StockHaven- Pasar aset kripto Indonesia terus mencatat pertumbuhan yang signifikan sepanjang tahun 2025. Data Otoritas Jasa Keuangan (OJK) menunjukkan total nilai transaksi aset kripto, termasuk pasar spot dan derivatif, menembus Rp446,55 triliun hingga September 2025. Angka ini mencerminkan momentum positif bagi ekosistem digital Indonesia yang semakin matang.
Secara spesifik, pasar spot membukukan transaksi Rp136,31 triliun pada Q3 2025, naik 16% ketimbang kuartal sebelumnya yang sebesar Rp117,52 triliun. Lonjakan ini menunjukkan permintaan yang stabil dari investor ritel maupun institusional. Sekaligus menandakan pertumbuhan penetrasi pasar yang konsisten.
Sementara itu, pasar derivatif mengalami peningkatan lebih dramatis, dengan transaksi mencapai Rp52,71 triliun, naik 118% ketimbang Q2 2025. Pertumbuhan ini menandai semakin besarnya adopsi instrumen derivatif, yang memungkinkan investor melakukan strategi hedging maupun diversifikasi portofolio lebih kompleks.

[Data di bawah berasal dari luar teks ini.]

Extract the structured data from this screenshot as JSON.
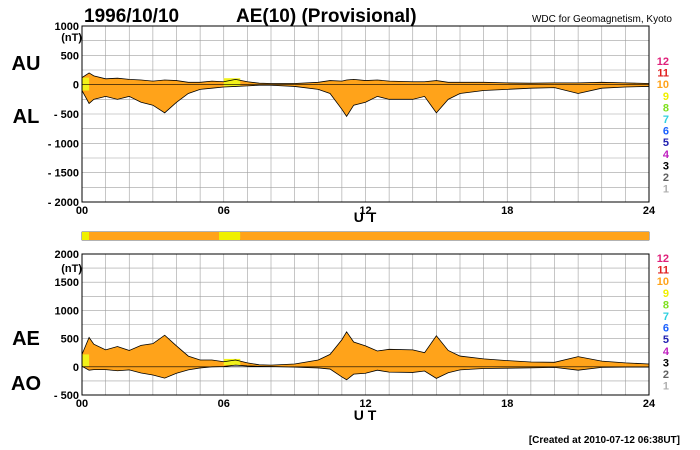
{
  "header": {
    "date": "1996/10/10",
    "title": "AE(10) (Provisional)",
    "source": "WDC for Geomagnetism, Kyoto"
  },
  "footer": {
    "created": "[Created at 2010-07-12 06:38UT]"
  },
  "colors": {
    "fill": "#ffa31a",
    "early_fill": "#f2f21a",
    "grid": "#a0a0a0",
    "bar_bg": "#ffa31a",
    "bar_highlight": "#f8f20a"
  },
  "chart_data": [
    {
      "type": "area",
      "title": "AU / AL",
      "xlabel": "U T",
      "ylabel": "(nT)",
      "series_labels": [
        "AU",
        "AL"
      ],
      "xlim": [
        0,
        24
      ],
      "ylim": [
        -2000,
        1000
      ],
      "xticks": [
        "00",
        "06",
        "12",
        "18",
        "24"
      ],
      "yticks": [
        {
          "value": 1000,
          "label": "1000"
        },
        {
          "value": 500,
          "label": "500"
        },
        {
          "value": 0,
          "label": "0"
        },
        {
          "value": -500,
          "label": "- 500"
        },
        {
          "value": -1000,
          "label": "- 1000"
        },
        {
          "value": -1500,
          "label": "- 1500"
        },
        {
          "value": -2000,
          "label": "- 2000"
        }
      ],
      "grid": true,
      "series": [
        {
          "name": "AU",
          "x": [
            0,
            0.3,
            0.5,
            1,
            1.5,
            2,
            2.5,
            3,
            3.5,
            4,
            4.5,
            5,
            5.5,
            6,
            6.5,
            7,
            7.5,
            8,
            9,
            10,
            10.5,
            11,
            11.2,
            11.5,
            12,
            12.5,
            13,
            14,
            14.5,
            15,
            15.5,
            16,
            17,
            18,
            19,
            20,
            21,
            22,
            23,
            24
          ],
          "values": [
            120,
            200,
            150,
            100,
            110,
            90,
            80,
            60,
            80,
            70,
            40,
            40,
            60,
            50,
            90,
            50,
            25,
            20,
            20,
            40,
            70,
            60,
            80,
            90,
            70,
            80,
            60,
            50,
            50,
            70,
            40,
            40,
            40,
            30,
            25,
            30,
            30,
            40,
            30,
            20
          ]
        },
        {
          "name": "AL",
          "x": [
            0,
            0.3,
            0.5,
            1,
            1.5,
            2,
            2.5,
            3,
            3.5,
            4,
            4.5,
            5,
            5.5,
            6,
            6.5,
            7,
            7.5,
            8,
            9,
            10,
            10.5,
            11,
            11.2,
            11.5,
            12,
            12.5,
            13,
            14,
            14.5,
            15,
            15.5,
            16,
            17,
            18,
            19,
            20,
            21,
            22,
            23,
            24
          ],
          "values": [
            -100,
            -320,
            -250,
            -200,
            -250,
            -200,
            -300,
            -350,
            -480,
            -300,
            -150,
            -80,
            -60,
            -40,
            -30,
            -20,
            -10,
            -10,
            -30,
            -80,
            -150,
            -420,
            -540,
            -350,
            -300,
            -200,
            -250,
            -250,
            -200,
            -480,
            -250,
            -150,
            -100,
            -80,
            -60,
            -50,
            -150,
            -60,
            -40,
            -30
          ]
        }
      ]
    },
    {
      "type": "area",
      "title": "AE / AO",
      "xlabel": "U T",
      "ylabel": "(nT)",
      "series_labels": [
        "AE",
        "AO"
      ],
      "xlim": [
        0,
        24
      ],
      "ylim": [
        -500,
        2000
      ],
      "xticks": [
        "00",
        "06",
        "12",
        "18",
        "24"
      ],
      "yticks": [
        {
          "value": 2000,
          "label": "2000"
        },
        {
          "value": 1500,
          "label": "1500"
        },
        {
          "value": 1000,
          "label": "1000"
        },
        {
          "value": 500,
          "label": "500"
        },
        {
          "value": 0,
          "label": "0"
        },
        {
          "value": -500,
          "label": "- 500"
        }
      ],
      "grid": true,
      "series": [
        {
          "name": "AE",
          "x": [
            0,
            0.3,
            0.5,
            1,
            1.5,
            2,
            2.5,
            3,
            3.5,
            4,
            4.5,
            5,
            5.5,
            6,
            6.5,
            7,
            7.5,
            8,
            9,
            10,
            10.5,
            11,
            11.2,
            11.5,
            12,
            12.5,
            13,
            14,
            14.5,
            15,
            15.5,
            16,
            17,
            18,
            19,
            20,
            21,
            22,
            23,
            24
          ],
          "values": [
            220,
            520,
            400,
            300,
            360,
            290,
            380,
            410,
            560,
            370,
            190,
            120,
            120,
            90,
            120,
            70,
            35,
            30,
            50,
            120,
            220,
            480,
            620,
            440,
            370,
            280,
            310,
            300,
            250,
            550,
            290,
            190,
            140,
            110,
            85,
            80,
            180,
            100,
            70,
            50
          ]
        },
        {
          "name": "AO",
          "x": [
            0,
            0.3,
            0.5,
            1,
            1.5,
            2,
            2.5,
            3,
            3.5,
            4,
            4.5,
            5,
            5.5,
            6,
            6.5,
            7,
            7.5,
            8,
            9,
            10,
            10.5,
            11,
            11.2,
            11.5,
            12,
            12.5,
            13,
            14,
            14.5,
            15,
            15.5,
            16,
            17,
            18,
            19,
            20,
            21,
            22,
            23,
            24
          ],
          "values": [
            10,
            -60,
            -50,
            -50,
            -70,
            -55,
            -110,
            -145,
            -200,
            -115,
            -55,
            -20,
            0,
            5,
            30,
            15,
            8,
            5,
            -5,
            -20,
            -40,
            -180,
            -230,
            -130,
            -115,
            -60,
            -95,
            -100,
            -75,
            -205,
            -105,
            -55,
            -30,
            -25,
            -18,
            -10,
            -60,
            -10,
            -5,
            -5
          ]
        }
      ]
    }
  ],
  "level_legend": [
    {
      "label": "12",
      "color": "#e0207a"
    },
    {
      "label": "11",
      "color": "#e01e1e"
    },
    {
      "label": "10",
      "color": "#ffa31a"
    },
    {
      "label": "9",
      "color": "#f0f000"
    },
    {
      "label": "8",
      "color": "#80e020"
    },
    {
      "label": "7",
      "color": "#30d0e0"
    },
    {
      "label": "6",
      "color": "#1a60ff"
    },
    {
      "label": "5",
      "color": "#2020b0"
    },
    {
      "label": "4",
      "color": "#c020c0"
    },
    {
      "label": "3",
      "color": "#000000"
    },
    {
      "label": "2",
      "color": "#606060"
    },
    {
      "label": "1",
      "color": "#b0b0b0"
    }
  ],
  "station_bar": {
    "segments": [
      {
        "start": 0,
        "end": 0.3,
        "level": "9"
      },
      {
        "start": 0.3,
        "end": 5.8,
        "level": "10"
      },
      {
        "start": 5.8,
        "end": 6.7,
        "level": "9"
      },
      {
        "start": 6.7,
        "end": 24,
        "level": "10"
      }
    ]
  }
}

Gabungan transaksi spot dan derivatif ini memperlihatkan kedewasaan ekosistem kripto domestik. Dengan jumlah pengguna aktif tercatat 18,08 juta per Agustus 2025, memperlihatkan penetrasi yang semakin luas ke berbagai segmen masyarakat, dari investor pemula hingga institusi.
Volume Transaksi Indodax Naik Hampir 100%
Indodax, salah satu crypto exchange asal Indonesia membeberkan tren positif ini. Volume Tahun Berjalan (YTD) di platform perusahaan hingga 20 Oktober 2025 sudah mencapai Rp164,2 triliun. Menggambarkan peningkatan 93,4% ketimbang periode yang sama tahun sebelumnya.
Hal itu menunjukkan bahwa likuiditas pasar domestik terus bertumbuh, seiring bertambahnya aktivitas trading dan diversifikasi aset digital.
Antony Kusuma, Vice President Indodax mengungkap, pertumbuhan pasar kripto bukan hanya soal angka transaksi. Ini merupakan cerminan dari tingkat kepercayaan masyarakat terhadap mekanisme investasi kripto yang aman dan transparan. Literasi serta pemahaman risiko menjadi fondasi utama agar investor dapat mengambil keputusan secara rasional
Menurutnya, diversifikasi produk dan layanan menjadi faktor kunci perkembangan industri kripto. Keberadaan tokenisasi aset riil, stablecoin lokal, dan instrumen derivatif semakin memperkaya ekosistem, memberikan opsi baru untuk pengelolaan portofolio, dan membuka peluang inovasi finansial.
“Pasar derivatif yang tumbuh signifikan bukan sekadar angka. Ini adalah indikator bahwa investor mulai mencari alat yang lebih fleksibel untuk memaksimalkan peluang. Pendewasaan ini menandai ekosistem yang semakin sehat,” pungkas Antony.